On a deeper level, Kumar feels that these flavors connect her to heritage: her mom’s side of the family was in Pakistan, and Kumar’s grandparents were killed during the Partition of 1947. “We have no way of connecting to that side of our family history, so this is my way to do it,” she says. (Kumar cites legendary cookbook author Claudia Roden for first articulating this concept for her. Roden is an Egyptian-born woman of Syrian Jewish descent whose family was displaced during the Suez Canal crisis of the 1950s; Roden’s first cookbook was born from a desire to capture the culinary practices of Middle Eastern refugees like herself.) 

Kumar credits Ogden for perfecting the beverage menu at Ajja. “Lindsay’s just brilliant with her flavor profiles and ingredients,” says Kumar. “The first time I tasted the raspberry drink — it’s called Once More, With Feeling — I literally got tears in my eyes because it tasted so much like old Delhi with the rose and cardamom.” The cocktails include unusual, often house-invented ingredients, including za’atar, fennel, and a toasted sesame orgeat. (We had to look it up, too: an orgeat is, apparently, an almond-based syrup traditionally used in tropical drinks.) There’s also a strong spirit-free menu. “All of the drinks are innovative and fun, this is a great space to enjoy a beverage, alcoholic or not,” says Kumar.

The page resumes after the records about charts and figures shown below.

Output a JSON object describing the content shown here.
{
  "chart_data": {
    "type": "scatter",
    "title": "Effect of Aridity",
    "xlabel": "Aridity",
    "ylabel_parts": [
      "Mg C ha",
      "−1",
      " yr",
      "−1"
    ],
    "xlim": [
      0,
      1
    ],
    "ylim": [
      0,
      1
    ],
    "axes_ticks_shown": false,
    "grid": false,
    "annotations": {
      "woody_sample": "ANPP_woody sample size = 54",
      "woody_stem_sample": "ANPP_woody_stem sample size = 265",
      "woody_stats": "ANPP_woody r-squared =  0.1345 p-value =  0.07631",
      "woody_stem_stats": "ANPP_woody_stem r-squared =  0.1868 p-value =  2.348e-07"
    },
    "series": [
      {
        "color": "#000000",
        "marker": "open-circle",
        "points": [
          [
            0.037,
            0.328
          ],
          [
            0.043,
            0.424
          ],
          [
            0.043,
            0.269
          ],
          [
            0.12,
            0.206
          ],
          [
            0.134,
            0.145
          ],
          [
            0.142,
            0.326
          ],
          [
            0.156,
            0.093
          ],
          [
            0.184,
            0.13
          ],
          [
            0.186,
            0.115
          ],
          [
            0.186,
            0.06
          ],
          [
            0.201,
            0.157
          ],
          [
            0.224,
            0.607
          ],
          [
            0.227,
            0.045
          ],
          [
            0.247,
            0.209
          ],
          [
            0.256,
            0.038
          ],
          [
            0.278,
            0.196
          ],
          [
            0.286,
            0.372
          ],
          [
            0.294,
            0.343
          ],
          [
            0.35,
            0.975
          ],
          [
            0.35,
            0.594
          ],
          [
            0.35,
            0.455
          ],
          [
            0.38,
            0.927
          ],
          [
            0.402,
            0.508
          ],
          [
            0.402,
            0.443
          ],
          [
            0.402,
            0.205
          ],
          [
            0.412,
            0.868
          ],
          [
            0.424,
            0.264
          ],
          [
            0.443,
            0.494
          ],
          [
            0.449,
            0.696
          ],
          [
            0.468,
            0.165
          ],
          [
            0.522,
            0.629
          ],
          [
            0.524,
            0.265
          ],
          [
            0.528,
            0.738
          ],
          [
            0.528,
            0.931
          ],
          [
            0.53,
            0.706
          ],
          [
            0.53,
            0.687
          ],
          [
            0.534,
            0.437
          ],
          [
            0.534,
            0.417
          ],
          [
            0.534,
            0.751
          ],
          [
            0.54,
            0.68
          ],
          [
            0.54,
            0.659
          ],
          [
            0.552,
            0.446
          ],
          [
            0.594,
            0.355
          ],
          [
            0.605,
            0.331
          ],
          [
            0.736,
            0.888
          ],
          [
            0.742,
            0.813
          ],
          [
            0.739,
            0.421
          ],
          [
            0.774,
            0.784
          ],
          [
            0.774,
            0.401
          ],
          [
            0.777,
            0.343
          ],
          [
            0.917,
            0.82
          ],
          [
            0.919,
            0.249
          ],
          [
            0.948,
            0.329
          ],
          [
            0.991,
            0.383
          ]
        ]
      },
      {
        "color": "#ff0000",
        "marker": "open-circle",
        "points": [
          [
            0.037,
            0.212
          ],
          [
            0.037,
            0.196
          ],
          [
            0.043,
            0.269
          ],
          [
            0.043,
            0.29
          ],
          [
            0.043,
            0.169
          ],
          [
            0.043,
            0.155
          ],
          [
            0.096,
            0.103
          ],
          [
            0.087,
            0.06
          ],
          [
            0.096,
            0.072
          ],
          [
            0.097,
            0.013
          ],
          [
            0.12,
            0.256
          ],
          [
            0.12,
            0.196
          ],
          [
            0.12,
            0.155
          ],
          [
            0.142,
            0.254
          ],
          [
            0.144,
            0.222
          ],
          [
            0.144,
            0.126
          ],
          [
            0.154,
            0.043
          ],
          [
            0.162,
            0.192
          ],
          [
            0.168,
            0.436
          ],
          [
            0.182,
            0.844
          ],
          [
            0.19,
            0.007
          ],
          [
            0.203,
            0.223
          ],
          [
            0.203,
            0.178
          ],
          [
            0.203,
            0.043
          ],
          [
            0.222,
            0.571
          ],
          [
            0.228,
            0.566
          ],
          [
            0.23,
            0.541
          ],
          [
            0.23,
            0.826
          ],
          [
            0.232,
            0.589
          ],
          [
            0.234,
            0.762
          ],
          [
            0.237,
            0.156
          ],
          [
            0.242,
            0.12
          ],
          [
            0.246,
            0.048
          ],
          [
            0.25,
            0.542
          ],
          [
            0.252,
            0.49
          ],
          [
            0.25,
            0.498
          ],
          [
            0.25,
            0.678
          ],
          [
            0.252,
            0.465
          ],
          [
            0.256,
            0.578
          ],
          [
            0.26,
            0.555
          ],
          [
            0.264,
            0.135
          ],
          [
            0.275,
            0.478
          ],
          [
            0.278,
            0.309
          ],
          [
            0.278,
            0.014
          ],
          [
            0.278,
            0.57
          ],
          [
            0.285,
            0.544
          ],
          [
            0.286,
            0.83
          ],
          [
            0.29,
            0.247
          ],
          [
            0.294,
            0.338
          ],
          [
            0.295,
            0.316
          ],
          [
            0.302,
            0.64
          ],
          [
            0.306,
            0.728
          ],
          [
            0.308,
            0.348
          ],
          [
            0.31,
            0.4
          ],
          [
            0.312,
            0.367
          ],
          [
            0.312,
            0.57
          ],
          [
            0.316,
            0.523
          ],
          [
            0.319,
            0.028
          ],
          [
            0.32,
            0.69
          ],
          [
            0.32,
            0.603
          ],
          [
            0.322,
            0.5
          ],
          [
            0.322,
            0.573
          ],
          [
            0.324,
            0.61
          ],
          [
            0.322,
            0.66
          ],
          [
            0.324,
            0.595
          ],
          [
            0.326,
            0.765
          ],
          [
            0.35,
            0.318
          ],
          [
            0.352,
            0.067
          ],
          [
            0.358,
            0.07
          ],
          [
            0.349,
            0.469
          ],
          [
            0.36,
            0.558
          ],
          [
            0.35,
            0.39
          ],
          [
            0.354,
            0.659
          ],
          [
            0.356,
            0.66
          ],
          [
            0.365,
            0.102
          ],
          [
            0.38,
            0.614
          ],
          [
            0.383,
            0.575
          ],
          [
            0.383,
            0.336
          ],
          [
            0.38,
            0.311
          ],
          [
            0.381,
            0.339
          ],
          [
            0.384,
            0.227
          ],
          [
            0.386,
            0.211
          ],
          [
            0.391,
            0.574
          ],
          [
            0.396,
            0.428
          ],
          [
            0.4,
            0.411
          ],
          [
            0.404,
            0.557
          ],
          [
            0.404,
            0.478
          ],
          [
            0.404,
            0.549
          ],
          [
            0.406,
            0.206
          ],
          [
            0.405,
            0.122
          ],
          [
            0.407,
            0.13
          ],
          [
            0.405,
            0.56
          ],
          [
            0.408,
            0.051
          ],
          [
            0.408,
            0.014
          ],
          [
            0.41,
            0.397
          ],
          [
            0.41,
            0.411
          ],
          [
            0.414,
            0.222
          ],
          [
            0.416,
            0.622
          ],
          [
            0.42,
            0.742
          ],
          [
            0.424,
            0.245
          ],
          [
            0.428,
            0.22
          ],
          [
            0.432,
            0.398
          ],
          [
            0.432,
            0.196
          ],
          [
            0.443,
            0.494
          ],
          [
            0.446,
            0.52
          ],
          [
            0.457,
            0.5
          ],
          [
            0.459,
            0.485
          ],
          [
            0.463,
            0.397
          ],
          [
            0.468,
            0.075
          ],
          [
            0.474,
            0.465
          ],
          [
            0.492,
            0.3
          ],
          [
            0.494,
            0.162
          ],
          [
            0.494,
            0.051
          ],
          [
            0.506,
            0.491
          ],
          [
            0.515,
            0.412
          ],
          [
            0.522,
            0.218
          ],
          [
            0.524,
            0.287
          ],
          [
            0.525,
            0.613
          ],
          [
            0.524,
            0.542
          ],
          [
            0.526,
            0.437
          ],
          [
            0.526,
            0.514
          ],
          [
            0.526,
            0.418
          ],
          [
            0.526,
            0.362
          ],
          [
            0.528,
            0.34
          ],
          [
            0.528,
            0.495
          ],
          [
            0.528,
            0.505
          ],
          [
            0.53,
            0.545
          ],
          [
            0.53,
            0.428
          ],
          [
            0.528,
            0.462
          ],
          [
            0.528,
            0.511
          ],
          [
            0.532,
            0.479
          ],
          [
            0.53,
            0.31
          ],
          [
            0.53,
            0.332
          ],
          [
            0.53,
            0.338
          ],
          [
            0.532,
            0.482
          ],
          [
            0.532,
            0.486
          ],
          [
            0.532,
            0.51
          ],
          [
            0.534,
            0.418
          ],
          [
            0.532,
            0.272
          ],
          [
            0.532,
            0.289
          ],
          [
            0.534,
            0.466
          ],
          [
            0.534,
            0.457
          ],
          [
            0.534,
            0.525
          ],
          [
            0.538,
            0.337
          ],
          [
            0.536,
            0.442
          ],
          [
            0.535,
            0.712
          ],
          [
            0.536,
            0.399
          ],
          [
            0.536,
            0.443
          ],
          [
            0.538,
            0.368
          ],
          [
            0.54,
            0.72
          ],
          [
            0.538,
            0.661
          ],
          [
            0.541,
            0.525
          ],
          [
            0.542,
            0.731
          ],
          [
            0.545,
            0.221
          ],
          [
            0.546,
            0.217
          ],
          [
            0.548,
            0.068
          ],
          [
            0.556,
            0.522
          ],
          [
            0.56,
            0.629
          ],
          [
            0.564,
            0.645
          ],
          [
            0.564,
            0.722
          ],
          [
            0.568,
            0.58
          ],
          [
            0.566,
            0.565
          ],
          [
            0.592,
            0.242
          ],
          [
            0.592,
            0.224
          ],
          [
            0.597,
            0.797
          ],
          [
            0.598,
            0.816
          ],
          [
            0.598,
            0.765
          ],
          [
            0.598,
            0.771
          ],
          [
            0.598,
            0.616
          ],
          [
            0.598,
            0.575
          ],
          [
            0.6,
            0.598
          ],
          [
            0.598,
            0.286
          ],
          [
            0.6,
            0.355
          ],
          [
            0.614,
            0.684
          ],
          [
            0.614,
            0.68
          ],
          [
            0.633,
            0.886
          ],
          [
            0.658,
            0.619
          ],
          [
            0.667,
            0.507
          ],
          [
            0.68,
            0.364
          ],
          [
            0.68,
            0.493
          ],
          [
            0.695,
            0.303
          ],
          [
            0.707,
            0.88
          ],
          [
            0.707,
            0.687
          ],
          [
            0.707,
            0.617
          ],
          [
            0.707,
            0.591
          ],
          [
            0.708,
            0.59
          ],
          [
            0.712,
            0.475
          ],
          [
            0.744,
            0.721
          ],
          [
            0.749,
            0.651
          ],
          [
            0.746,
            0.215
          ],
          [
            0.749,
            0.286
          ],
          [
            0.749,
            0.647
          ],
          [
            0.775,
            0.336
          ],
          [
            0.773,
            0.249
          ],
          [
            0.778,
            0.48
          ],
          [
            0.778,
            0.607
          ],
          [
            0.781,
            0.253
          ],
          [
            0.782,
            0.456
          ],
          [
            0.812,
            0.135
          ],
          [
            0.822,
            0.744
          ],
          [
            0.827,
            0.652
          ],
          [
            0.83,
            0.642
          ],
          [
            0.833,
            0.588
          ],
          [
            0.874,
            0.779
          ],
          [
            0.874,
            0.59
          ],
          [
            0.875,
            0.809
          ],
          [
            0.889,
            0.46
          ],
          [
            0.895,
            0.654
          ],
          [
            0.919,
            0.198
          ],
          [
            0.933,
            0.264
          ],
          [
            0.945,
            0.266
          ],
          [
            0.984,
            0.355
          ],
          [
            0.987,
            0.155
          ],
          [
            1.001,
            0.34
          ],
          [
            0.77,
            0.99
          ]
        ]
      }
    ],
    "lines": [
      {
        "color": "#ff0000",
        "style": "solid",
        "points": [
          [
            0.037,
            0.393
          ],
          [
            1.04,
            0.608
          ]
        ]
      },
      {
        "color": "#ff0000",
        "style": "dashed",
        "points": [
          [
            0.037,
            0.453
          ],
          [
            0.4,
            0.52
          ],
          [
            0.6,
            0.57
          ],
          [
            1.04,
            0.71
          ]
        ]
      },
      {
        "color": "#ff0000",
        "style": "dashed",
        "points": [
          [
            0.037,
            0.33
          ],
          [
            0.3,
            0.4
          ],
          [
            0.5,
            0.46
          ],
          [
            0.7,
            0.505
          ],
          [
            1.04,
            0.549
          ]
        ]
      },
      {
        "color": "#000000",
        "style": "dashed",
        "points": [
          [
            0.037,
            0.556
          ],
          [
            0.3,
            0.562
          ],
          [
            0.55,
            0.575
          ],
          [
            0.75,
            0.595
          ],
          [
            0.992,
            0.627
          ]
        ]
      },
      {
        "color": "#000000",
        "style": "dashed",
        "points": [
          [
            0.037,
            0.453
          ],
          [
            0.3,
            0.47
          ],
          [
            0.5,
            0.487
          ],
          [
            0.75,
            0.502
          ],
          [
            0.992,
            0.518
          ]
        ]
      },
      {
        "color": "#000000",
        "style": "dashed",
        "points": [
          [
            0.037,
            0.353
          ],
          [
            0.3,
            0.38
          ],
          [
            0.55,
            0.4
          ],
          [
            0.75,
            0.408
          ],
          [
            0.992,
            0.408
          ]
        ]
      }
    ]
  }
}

Along with Laforest, Ogden also developed a wine list that highlights producers from less-familiar parts of the world, like Croatia and Slovenia. “The wine tradition is not exclusive to Europe and the Americas — anyplace with olives has grapes, so we went to these regions where old is new again,” Kumar says. 

Work on the new restaurant on Bickett Boulevard started back in 2021, and was slowed by pandemic-related delays and cost increases. Part of what fueled the final design scheme — a palette of oranges and greens, with open-air spaces infused with hanging lanterns and plants — was the building itself. “When a space feels a certain way, you just go with it,” says Kumar. “It’s light and bright, it’s cute and casual — it’s inviting.” The restaurant has a broad covered patio with outdoor seating, a smaller indoor seating area, and a lawn with a big fire pit (and excellent view of the city skyline) with room to host future events like live music or karaoke. “It’s intended to be an inviting space where people feel taken care of,” says Kumar.

Above all, Ajja is meant to be friendly but thoughtful, celebratory but approachable. “I feel like Ajja is an honest reflection of this time and place,” says Kumar. “Eating here should be a transformative experience — but we also want to feel like a place that serves the neighborhood, where you can just walk on down and have dinner.”